That was the unifying — and controversial — theory reached Wednesday at a private meeting of more than 100 of the nation’s top law enforcement officers and politicians.

………

With homicide rates soaring inexplicably this year in dozens of U.S. cities, the group convened by new U.S. Attorney General Loretta Lynch concluded with a brief news conference promising a robust response to the reversal of decades of falling violent crime rates.

But for hours preceding that, mayors, police chiefs, U.S. attorneys and even FBI Director James Comey privately vented in a Washington ballroom that they don’t really understand the alarming spike in murders and applause filled the room when mayors said police officers’ sinking morale could be a factor.
………

Could the root cause be drugs? Guns? Gangs? Perhaps a little of each, said Chuck Wexler, a former top officer in Boston and head of the Police Executive Research Forum.

Wexler tried to sum up the day-long discussion for Lynch, who arrived near the end. But there was another problem, he told her, one that hits closer to home for the nation’s top cop.

“Perhaps the most difficult to calibrate, but the most significant,” he said, “is this notion of a reduction in proactive policing.”

Police chiefs and elected leaders from Baltimore, Chicago, New York and St.

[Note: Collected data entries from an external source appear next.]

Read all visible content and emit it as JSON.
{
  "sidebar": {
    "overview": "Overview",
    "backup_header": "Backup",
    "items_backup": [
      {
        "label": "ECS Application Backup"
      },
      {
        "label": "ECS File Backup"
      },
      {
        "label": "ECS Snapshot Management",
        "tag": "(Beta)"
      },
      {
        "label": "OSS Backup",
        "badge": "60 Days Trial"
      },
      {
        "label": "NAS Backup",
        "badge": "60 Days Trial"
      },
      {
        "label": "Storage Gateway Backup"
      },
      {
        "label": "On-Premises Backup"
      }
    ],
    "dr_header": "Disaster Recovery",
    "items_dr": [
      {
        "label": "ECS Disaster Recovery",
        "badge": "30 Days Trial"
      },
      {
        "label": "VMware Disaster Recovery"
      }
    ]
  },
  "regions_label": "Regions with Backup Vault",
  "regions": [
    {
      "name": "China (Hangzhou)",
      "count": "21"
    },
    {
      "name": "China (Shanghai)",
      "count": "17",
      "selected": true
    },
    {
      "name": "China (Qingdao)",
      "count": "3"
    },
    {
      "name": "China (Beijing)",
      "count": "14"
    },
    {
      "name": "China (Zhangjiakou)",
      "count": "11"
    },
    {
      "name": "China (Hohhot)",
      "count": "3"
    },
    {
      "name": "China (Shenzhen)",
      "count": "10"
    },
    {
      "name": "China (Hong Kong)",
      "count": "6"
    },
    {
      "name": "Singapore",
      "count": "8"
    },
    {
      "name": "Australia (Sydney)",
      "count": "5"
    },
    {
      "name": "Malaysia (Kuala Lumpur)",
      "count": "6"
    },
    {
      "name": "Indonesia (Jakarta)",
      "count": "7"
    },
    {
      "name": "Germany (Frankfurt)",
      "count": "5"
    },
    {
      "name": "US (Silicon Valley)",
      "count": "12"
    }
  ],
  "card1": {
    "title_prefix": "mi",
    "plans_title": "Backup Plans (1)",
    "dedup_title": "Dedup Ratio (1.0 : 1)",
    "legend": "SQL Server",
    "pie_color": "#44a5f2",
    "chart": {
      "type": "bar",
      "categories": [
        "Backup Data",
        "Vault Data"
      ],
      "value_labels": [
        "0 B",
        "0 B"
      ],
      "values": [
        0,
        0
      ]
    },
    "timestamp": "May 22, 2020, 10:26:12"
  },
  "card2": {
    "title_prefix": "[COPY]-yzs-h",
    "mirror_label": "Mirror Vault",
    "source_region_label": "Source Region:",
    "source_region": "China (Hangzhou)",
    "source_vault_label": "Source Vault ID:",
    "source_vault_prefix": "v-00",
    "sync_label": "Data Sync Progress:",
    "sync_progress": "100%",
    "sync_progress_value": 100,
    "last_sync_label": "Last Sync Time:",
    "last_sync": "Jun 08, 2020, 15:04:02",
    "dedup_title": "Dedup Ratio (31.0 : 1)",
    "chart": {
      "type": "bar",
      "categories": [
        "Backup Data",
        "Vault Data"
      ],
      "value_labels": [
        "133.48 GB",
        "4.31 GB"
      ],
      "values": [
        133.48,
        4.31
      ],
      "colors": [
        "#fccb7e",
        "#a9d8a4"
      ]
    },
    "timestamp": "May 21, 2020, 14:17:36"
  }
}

Louis were more blunt:

“We have allowed our police department to get fetal and it is having a direct consequence,” Chicago Mayor Rahm Emanuel told Lynch. “They have pulled back from the ability to interdict … they don’t want to be a news story themselves, they don’t want their career ended early, and it’s having an impact.”

There is no evidence of a broad retraction of police engagement with the public in major cities, and no participant in Wednesday’s summit presented a single example of lackluster policing that somehow contributed to a violent crime.
Our police forces have increasingly come to resemble an occupying military, and the training has inculcated police in a culture of impunity.

Anything that reverses these trends is a good things, whether it is YouTube or politicians who are willing to stand up to the police unions, I'll take what I can get.